I have overflow pipes dumping into sump now(submerged) and the bubbles make a lot of salt spray in the sump area. My plan would be to fill the first chamber with rubble rock. I was thinking of drilling the side of the sump and having the overflows enter the bottom of the first chamber.
With a herbie or beananimal style overflow the depth of the pipe in the sump makes a big difference in the flow rate, mine enters the sump about 1 inch below the surface of the water. If the filter sock gets plugged up then the overflows on the tank start backing up.
 
With a herbie or beananimal style overflow the depth of the pipe in the sump makes a big difference in the flow rate, mine enters the sump about 1 inch below the surface of the water. If the filter sock gets plugged up then the overflows on the tank start backing up.

I noticed that problem at first too so I opted to not run a filter sock.
 
Nice job on the plumbing dude. Don't be shocked if my manifold looks like its related to yours. How would you had done it if you had dual overflows?

Hahah... Thanks. Not sure if I'm qualified to answer your question since I do not have any experience applying the herbie to dual overflows. It would seem to me that doing it on dual overflows is harder to adjust unless you combine the siphon in each overflow into one gate valve. Maybe someone with more experience can chime in.

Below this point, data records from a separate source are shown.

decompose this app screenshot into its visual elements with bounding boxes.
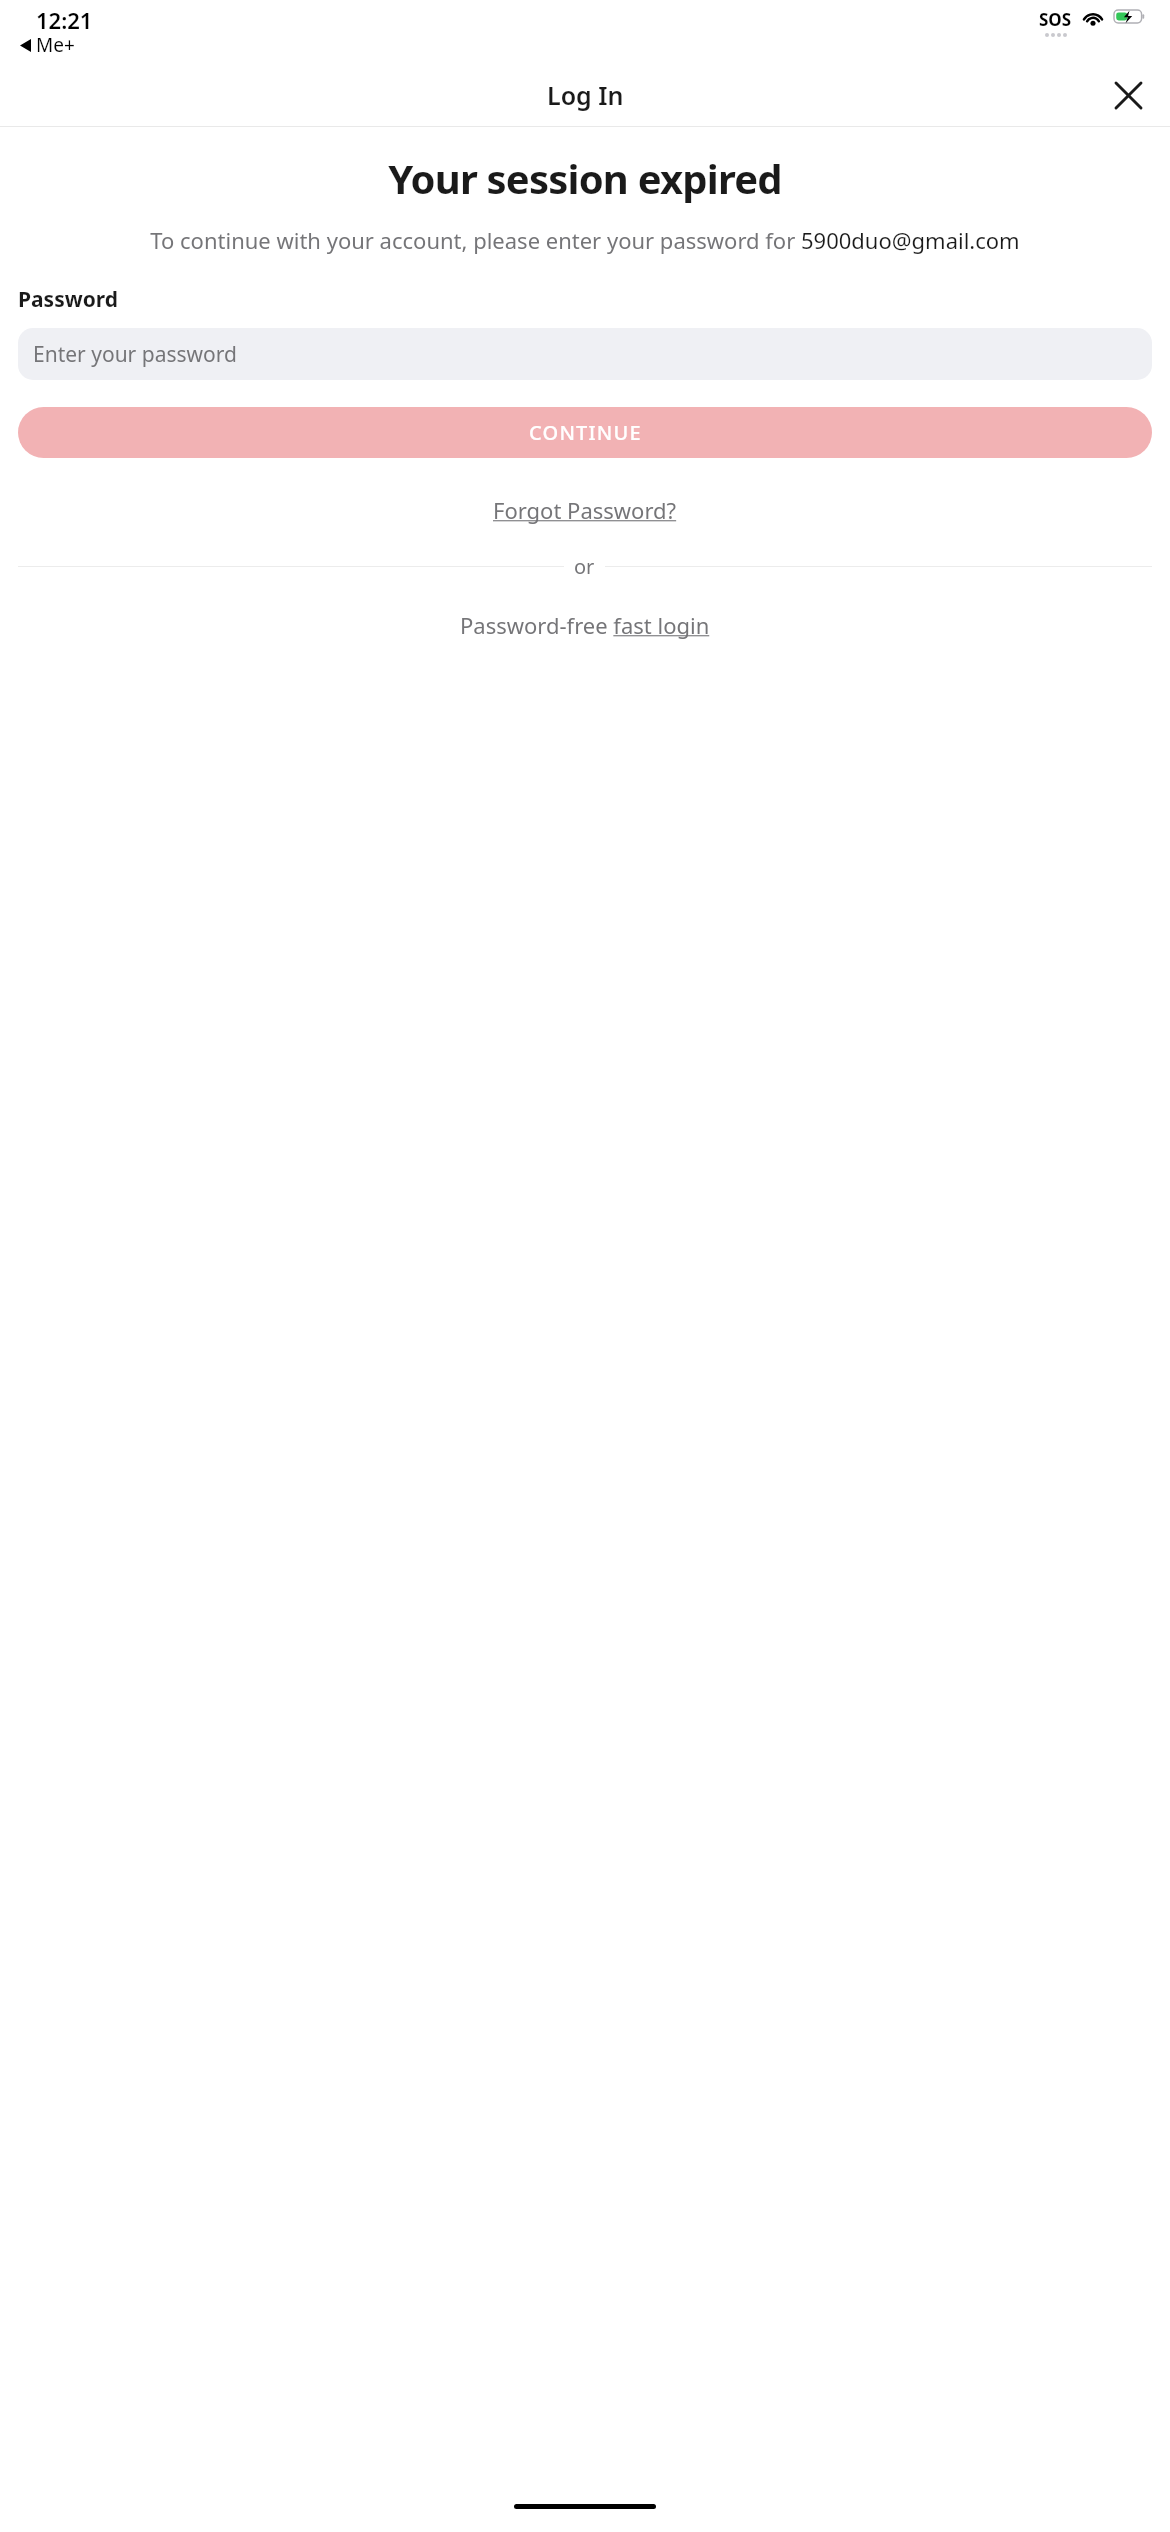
button[interactable]: CONTINUE	[18, 407, 1152, 458]
button[interactable]: Enter your password	[18, 328, 1152, 380]
staticText: Log In	[547, 78, 624, 112]
staticText: or	[574, 553, 595, 580]
staticText: 12:21	[36, 5, 93, 35]
staticText: SOS	[1039, 8, 1072, 31]
button[interactable]: Close	[1106, 73, 1150, 117]
button[interactable]: Back to Me+	[20, 32, 75, 58]
staticText: Enter your password	[33, 340, 237, 369]
staticText: Password	[18, 285, 119, 314]
staticText: Your session expired	[12, 151, 1158, 205]
staticText: CONTINUE	[529, 419, 642, 446]
staticText: To continue with your account, please en…	[17, 225, 1153, 255]
staticText: Forgot Password?	[493, 495, 677, 525]
button[interactable]: Password-free fast login	[452, 606, 718, 644]
button[interactable]: Forgot Password?	[485, 491, 685, 529]
staticText: Me+	[36, 32, 75, 58]
staticText: Password-free fast login	[460, 610, 710, 640]
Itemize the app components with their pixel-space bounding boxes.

You don't want to run your returns behind the tank?
 
I noticed that problem at first too so I opted to not run a filter sock.
That is a viable option, I am in the process of changing my sump around a little to have my over flow dump into one tank and then have that dump into my sump. I will have a filter sock on the sump side, I like the mechanical filtration of a filter sock so it is hard to give that up.